調べておいた四川料理屋店でマー坊豆腐を僕は食べた。食うのは初めてだった四川料理。四川を、しかし、なめていた。だけど、辛いものはそこまで嫌いではなく、五反田などに展開する陳麻飯やタイカレーにはよく通っていたものだったが、それは、やがて運ばれてきた…。精通していたはずのマー坊の味は、はじめやけに熱いと思っていたら、実はそれは辛さだったのだった。それは、と言うよりも、ヒリヒリするような、痛さ。常識を超えた辛さに、食べ終わる頃には、完全に全身をはじめとした舌と胃壁自体の感覚がなくなっていた…。そして、汗でぐっしょり。慈悲深い顔で見られながら出されたデザートの杏仁豆腐が、ことを終えた女王様のようにやけに優しかった…。思い出してみれば、この杏仁豆腐食べたさだけに、ここにやってきたわけだったが…。それにしても、かつて食べたことのないようなインパクトの本格中華という感じで、またここに来たいと、何時間かして、一人で思った。
なんとなくこう、仕事自体がヒマだと、別のことばかり考えてしまうという…。思考は、学生か大手企業の女子社員に特有の、俗世離れした感覚。いつものように電車の中で考えることは、昼に何を食おうだとかそういうことだ。今日も部屋で飲むメキシコビールに舌鼓を打ったりと。そうしては、最近はツマミの選定にこだわりだしたりもしている…。はたまた、ブログばかりを書いてみたり。アイスコーヒーに生クリームをトッピングすることへの執着。ドトールで可能ならばやってみたい。バンコクの通りを思い出し、海外旅行でまた行ってみたいと考えてもいる…。あの、懐かしさのような感覚は何だったのだろう。田舎とも違う都会でもない情緒的な雰囲気と、不意をつくようなディレクションの、食べ物のなす美味しさ。日本国内や、欧州やアメリカにも行ったことがあったが、食べ物や風景に、どこか東京と同じようなものを、必ず、どこかしらに感じてしまうという僕がいた。

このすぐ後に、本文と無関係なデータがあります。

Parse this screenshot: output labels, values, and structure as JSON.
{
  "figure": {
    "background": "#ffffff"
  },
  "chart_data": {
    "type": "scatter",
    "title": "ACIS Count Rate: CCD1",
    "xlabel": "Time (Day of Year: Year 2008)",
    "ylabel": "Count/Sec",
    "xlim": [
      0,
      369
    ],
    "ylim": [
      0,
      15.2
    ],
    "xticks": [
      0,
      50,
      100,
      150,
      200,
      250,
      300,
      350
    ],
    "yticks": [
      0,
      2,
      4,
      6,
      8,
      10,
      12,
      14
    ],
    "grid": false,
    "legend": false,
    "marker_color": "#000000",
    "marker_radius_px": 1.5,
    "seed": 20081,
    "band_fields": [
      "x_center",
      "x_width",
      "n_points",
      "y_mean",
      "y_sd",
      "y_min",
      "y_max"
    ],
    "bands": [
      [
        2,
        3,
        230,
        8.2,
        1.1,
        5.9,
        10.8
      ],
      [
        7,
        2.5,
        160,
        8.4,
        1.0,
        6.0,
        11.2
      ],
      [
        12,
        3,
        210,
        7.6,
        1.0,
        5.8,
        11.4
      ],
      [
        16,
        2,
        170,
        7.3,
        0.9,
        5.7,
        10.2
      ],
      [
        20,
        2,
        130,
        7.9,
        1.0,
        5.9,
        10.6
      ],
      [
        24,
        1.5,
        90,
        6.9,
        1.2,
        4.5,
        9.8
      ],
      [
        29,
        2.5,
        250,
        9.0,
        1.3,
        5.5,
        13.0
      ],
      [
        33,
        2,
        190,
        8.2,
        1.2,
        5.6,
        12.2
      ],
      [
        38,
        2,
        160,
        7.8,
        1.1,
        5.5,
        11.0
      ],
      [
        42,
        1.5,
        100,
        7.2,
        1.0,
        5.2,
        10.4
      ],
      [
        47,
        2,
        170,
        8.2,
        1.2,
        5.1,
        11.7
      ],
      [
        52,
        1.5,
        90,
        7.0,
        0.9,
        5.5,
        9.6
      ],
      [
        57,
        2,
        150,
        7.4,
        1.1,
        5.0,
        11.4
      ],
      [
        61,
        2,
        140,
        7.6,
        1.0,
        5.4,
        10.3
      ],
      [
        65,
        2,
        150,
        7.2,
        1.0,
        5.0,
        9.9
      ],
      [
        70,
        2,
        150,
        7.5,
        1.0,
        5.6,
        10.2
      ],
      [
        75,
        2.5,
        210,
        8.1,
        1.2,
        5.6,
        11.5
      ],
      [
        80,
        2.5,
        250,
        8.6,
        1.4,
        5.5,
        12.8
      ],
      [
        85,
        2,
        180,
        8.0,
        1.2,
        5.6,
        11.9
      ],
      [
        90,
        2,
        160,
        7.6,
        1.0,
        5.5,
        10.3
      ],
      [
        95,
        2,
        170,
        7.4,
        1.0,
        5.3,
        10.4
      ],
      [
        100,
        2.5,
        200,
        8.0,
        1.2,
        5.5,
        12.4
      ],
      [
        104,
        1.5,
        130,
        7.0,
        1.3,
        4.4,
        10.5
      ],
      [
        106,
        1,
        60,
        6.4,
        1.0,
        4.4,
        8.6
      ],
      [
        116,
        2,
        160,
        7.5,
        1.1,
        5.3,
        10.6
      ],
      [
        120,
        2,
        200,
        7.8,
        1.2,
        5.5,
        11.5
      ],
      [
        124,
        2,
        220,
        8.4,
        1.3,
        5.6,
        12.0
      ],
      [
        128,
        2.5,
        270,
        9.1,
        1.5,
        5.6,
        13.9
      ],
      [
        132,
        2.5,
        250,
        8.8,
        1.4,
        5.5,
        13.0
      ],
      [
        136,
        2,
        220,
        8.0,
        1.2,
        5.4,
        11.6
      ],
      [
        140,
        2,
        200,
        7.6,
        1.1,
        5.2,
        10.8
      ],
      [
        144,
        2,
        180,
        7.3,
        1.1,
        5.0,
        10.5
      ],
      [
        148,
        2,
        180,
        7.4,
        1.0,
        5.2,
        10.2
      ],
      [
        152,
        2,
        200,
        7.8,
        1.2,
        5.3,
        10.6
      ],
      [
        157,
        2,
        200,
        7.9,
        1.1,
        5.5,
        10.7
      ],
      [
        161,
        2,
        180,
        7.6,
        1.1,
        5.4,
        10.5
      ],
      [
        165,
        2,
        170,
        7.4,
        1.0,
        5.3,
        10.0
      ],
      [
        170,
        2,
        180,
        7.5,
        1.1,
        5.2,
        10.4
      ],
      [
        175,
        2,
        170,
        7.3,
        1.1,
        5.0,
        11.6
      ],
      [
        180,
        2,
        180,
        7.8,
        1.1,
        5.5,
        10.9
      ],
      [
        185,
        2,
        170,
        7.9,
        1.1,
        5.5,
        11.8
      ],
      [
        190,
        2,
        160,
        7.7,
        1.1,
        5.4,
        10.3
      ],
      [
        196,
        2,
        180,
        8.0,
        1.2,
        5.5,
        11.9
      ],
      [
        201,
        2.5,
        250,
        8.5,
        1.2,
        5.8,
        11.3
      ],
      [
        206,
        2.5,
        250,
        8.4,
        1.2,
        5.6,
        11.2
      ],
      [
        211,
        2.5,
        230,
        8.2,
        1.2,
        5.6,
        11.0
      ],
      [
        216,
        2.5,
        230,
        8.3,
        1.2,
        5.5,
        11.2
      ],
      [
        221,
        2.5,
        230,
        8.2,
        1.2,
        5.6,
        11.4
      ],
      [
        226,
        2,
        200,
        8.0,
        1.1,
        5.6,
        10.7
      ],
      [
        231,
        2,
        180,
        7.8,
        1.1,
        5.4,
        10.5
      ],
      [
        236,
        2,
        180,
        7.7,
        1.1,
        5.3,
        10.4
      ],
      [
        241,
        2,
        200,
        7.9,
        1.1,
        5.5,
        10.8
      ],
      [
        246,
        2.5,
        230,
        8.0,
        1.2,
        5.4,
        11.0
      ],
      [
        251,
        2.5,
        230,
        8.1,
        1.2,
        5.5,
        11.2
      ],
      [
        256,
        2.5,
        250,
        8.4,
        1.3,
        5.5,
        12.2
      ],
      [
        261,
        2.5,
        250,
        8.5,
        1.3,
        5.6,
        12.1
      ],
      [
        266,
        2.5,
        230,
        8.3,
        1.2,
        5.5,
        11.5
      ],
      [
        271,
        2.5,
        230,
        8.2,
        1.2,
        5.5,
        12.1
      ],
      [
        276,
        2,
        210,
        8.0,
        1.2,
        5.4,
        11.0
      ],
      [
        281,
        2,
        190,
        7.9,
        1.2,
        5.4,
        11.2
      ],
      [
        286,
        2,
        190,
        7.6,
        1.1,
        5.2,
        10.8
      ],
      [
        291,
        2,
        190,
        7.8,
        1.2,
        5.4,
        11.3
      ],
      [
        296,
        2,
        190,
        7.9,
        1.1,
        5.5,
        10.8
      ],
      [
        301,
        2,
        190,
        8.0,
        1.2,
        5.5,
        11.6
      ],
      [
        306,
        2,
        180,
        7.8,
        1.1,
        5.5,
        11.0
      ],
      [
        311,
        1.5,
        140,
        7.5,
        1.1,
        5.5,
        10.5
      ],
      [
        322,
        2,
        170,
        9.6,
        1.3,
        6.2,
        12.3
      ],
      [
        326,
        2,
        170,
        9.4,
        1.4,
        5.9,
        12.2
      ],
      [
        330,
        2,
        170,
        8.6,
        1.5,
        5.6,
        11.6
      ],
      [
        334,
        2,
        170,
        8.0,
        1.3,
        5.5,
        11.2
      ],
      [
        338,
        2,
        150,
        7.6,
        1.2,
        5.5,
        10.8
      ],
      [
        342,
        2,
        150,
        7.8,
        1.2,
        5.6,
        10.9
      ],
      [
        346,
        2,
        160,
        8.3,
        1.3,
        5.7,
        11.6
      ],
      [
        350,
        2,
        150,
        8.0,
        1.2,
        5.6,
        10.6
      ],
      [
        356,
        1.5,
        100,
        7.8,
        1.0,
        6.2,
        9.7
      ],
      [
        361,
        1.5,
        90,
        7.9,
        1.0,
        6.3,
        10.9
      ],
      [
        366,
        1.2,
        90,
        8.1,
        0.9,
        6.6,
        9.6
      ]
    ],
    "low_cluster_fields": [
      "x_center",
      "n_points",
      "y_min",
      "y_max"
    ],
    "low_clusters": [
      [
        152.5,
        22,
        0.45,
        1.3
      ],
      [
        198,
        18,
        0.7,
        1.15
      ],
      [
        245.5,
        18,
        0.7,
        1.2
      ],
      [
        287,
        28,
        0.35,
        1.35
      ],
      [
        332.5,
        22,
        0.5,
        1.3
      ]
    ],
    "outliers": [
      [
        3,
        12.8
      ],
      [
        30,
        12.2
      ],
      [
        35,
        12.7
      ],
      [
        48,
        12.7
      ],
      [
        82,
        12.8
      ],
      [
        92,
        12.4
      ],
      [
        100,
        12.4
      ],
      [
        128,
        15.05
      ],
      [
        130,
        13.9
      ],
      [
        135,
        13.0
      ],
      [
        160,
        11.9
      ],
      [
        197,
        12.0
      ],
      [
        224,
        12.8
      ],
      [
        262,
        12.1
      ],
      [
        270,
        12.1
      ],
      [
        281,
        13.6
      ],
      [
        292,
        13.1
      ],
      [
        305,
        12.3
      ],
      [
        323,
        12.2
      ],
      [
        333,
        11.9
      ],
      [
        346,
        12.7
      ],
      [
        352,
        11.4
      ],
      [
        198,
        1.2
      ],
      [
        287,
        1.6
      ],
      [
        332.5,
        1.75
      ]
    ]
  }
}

そこかしこで立ち止まるたび、未だになぜ、僕がオザキを聞いたりするのかというのがわからないことの一つ。DMM借り放題で山盛りでCDを借りてしまい音楽やエロはお腹いっぱいという感じ。だから、食べ物に走ろう。それが美味しいと思うもの自体を求めている。その瞬間は、久しぶりであり、旬であり、良い加工がなされた丹精の込められたものに共通する。体は少し疲れていて暑すぎるぐらいで、そこまで疲れきってはいない状態というのが、ベスト。ビールであればそんなロケーションが良い。昼間、ぼんやりと乾いた場所で飲むのも美味しい。例えばバドワイザーをよく晴れた日に、遠くを見ながらNYCの郊外でプシュッと開けるときのように。カイピリーニャという酒も甘すぎないほうが、現地で飲むと美味しいのだろうな…。ブラジルのようにはいかず、モヒートは相当甘くしないとライムがすっぱすぎるようにどこで飲んでみるにしても感じられてしまう。